Whatever you are looking to get out of the gym, it is always soul destroying when you are struck down by an injury. Be it somebody new to the gym and just beginning to enjoy it to a professional bodybuilder, one of your fitness goals i to not get injured.

There are several determining factors in common gym injuries, the first is poor posture which weakens your musculoskeletal structure, and the other is doing too much too quick, trying to cram in a lot and not allowing your body and muscles to adjust to the changes.

Many people start out in the gym with personal trainer to gain knowledge, and is one of the best ways to make sure you’re using the right technique when performing certain movements as to not induce injury.

With all the injuries that can happen in the gym, we explore the 5 different body areas that can be affected.

Foot and Ankle

When you think about your feet and ankles, this is a joint that supports all of the weight above. When you spend the day hunched over your computer desk and stand up, your weight shifts around, taking misplaced steps or wearing the wrong shoes can all cause various foot and ankle injuries.

To prevent any injuries in the area, depending on the exercise you intend on doing, from running to squatting, make sure the shoe supports your ankle throughout the movements. By helping the spread of impact in running shoes can help running, using supported, high ankle shoes to squat will help any ankle injuries when lifting heavy weights.

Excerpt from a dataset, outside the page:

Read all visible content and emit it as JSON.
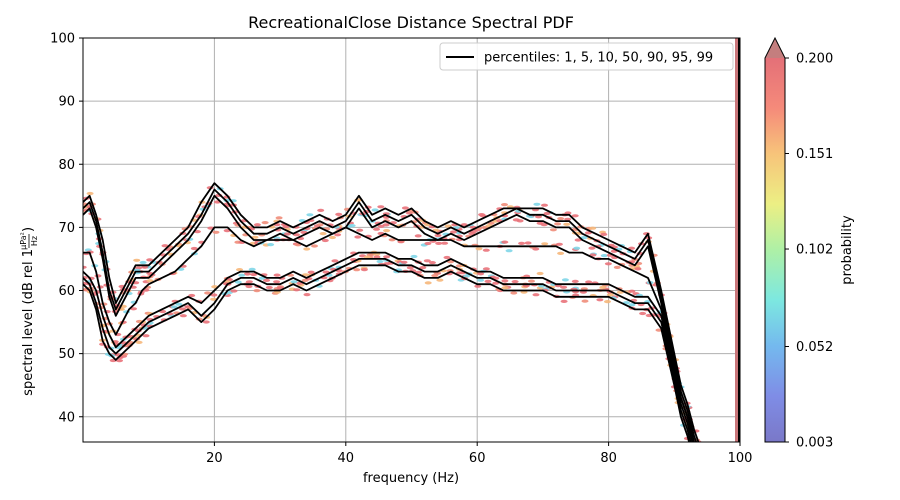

A fragile joint that when we don’t keep it moving and well lubricated can feel the force of exercise. Again, many of us will spend the day sat behind a desk, then come the evening we opt for equating or kick boxing. Your knee joint needs constant care.

Start out with some prevention and strengthening exercises such as lunges as warmups, this will help both with the warmup process and future strengthening.

Lower Back

Bad posture during the day and lack of form in the gym are to blame for lower back injuries. If someone is rounded throughout the day in their upper back, then go to the gym and do deadlifts or shoulder press, their backs will be out of sorts.

To prevent back injuries it is important to stretch and strengthen you upper back to compensate for your daily routine. By flattening out your back, by laying on the floor or leaning against a wall, this will allow your back to stretch out and be in a neutral position.


A tough injury to take as most of the things we do daily require good shoulder mobility, and an injury in the area could hinder many people’s work.

To prevent any shoulder injuries, you need to start out any shoulder focused workout on gradual weight increases and warmups. Good form and warming up the joint should be enough to help with any future shoulder injuries or impingements.